Sonolência, baixa energia e irritabilidade. Esses são os principais sintomas de que uma pessoa pode estar desidratada. As altas temperaturas registradas durante o verão favorecem esse quadro, principalmente para pessoas com maior vulnerabilidade, como crianças e idosos.

As médicas Débora Abdala e Lívia Ceccarelli – coordenadora da equipe de clínica médica e coordenadora da pediatria do Hospital Ipiranga de Mogi das Cruzes, respectivamente – dão algumas recomendações para evitar problemas com a desidratação:

– Adultos: consumir um copo de água a cada duas horas;
– Idosos: no mínimo, dois litros por dia;
– Crianças: a quantidade varia de acordo com a faixa etária – de 0,8 litro a 1 litro até 12 meses; 1,5 litro de um a três anos; 1,8 litro de quatro a dez anos; e de 2 a 3 litros acima dos dez anos.

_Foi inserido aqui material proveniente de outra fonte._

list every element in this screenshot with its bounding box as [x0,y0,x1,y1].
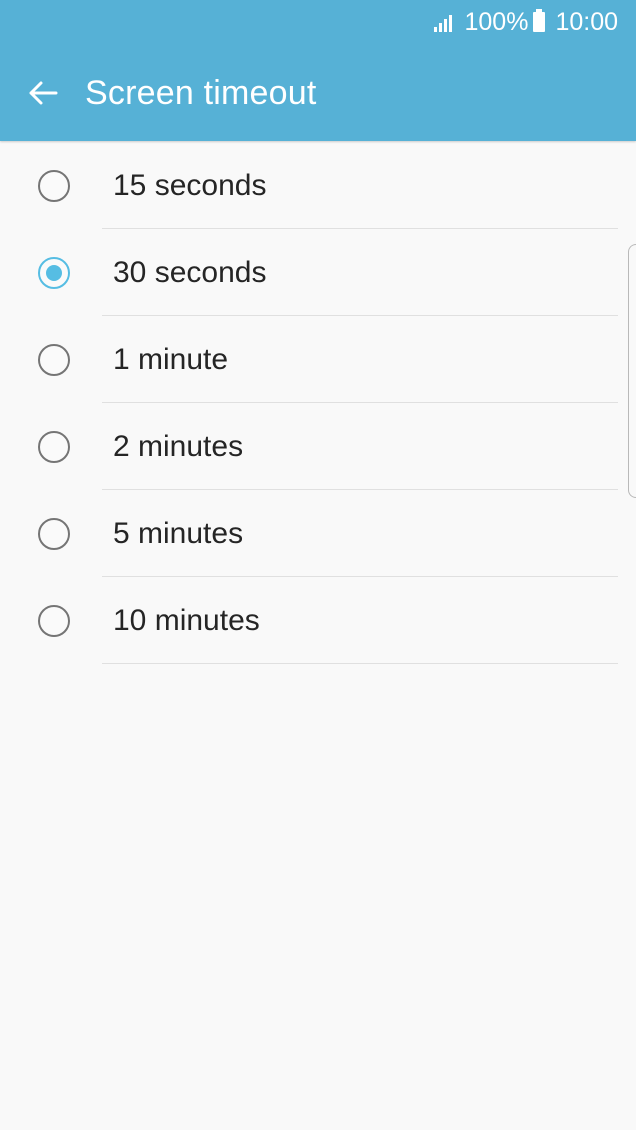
option-label: 10 minutes [113,603,260,637]
battery-percent: 100% [464,7,529,36]
timeout-option-10-minutes[interactable]: 10 minutes [0,577,636,664]
signal-icon [434,12,456,32]
toolbar: Screen timeout [0,63,636,123]
timeout-option-2-minutes[interactable]: 2 minutes [0,403,636,490]
radio-button-selected[interactable] [38,256,70,289]
option-label: 2 minutes [113,429,244,463]
status-bar: 100% 10:00 [434,0,618,44]
battery-icon [533,9,546,32]
page-title: Screen timeout [85,73,317,112]
edge-panel-handle[interactable] [628,244,636,498]
back-arrow-icon[interactable] [27,77,59,109]
option-label: 15 seconds [113,168,267,202]
option-label: 5 minutes [113,516,244,550]
radio-button[interactable] [38,343,70,376]
clock: 10:00 [555,7,618,36]
timeout-option-5-minutes[interactable]: 5 minutes [0,490,636,577]
option-label: 1 minute [113,342,229,376]
radio-button[interactable] [38,169,70,202]
timeout-option-30-seconds[interactable]: 30 seconds [0,229,636,316]
app-header: 100% 10:00 Screen timeout [0,0,636,141]
timeout-option-15-seconds[interactable]: 15 seconds [0,142,636,229]
timeout-option-1-minute[interactable]: 1 minute [0,316,636,403]
timeout-options-list: 15 seconds 30 seconds 1 minute 2 minutes… [0,142,636,664]
radio-button[interactable] [38,430,70,463]
radio-button[interactable] [38,517,70,550]
radio-button[interactable] [38,604,70,637]
option-label: 30 seconds [113,255,267,289]
divider [102,663,618,664]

“Esses dois grupos da população – crianças e idosos – não percebem a sede e, portanto, acabam não fazendo uma hidratação correta, o que pode acarretar, inicialmente, insuficiência renal crônica. Em casos mais extremos, a falta de líquido no organismo pode levar até ao coma,” explica Débora Abdala.

Nas crianças, podem aparecer indícios de desidratação como choro sem lágrimas. Já os idosos podem apresentar sensação de secura na língua. Por isso é importante ficar atento aos sinais e procurar sempre ajuda especializada em casos mais graves. Prevenir ainda é o melhor remédio para evitar a desidratação.

Tendo como objetivo alertar a população de Mogi das Cruzes e região sobre os riscos da desidratação, o Hospital Ipiranga promoveu uma campanha para conscientizar pacientes e acompanhantes sobre a importância de se hidratar. Mais de 1.500 garrafas de água mineral foram distribuídas no pronto-socorro, acompanhadas de folhetos com informações úteis para que a desidratação seja prevenida.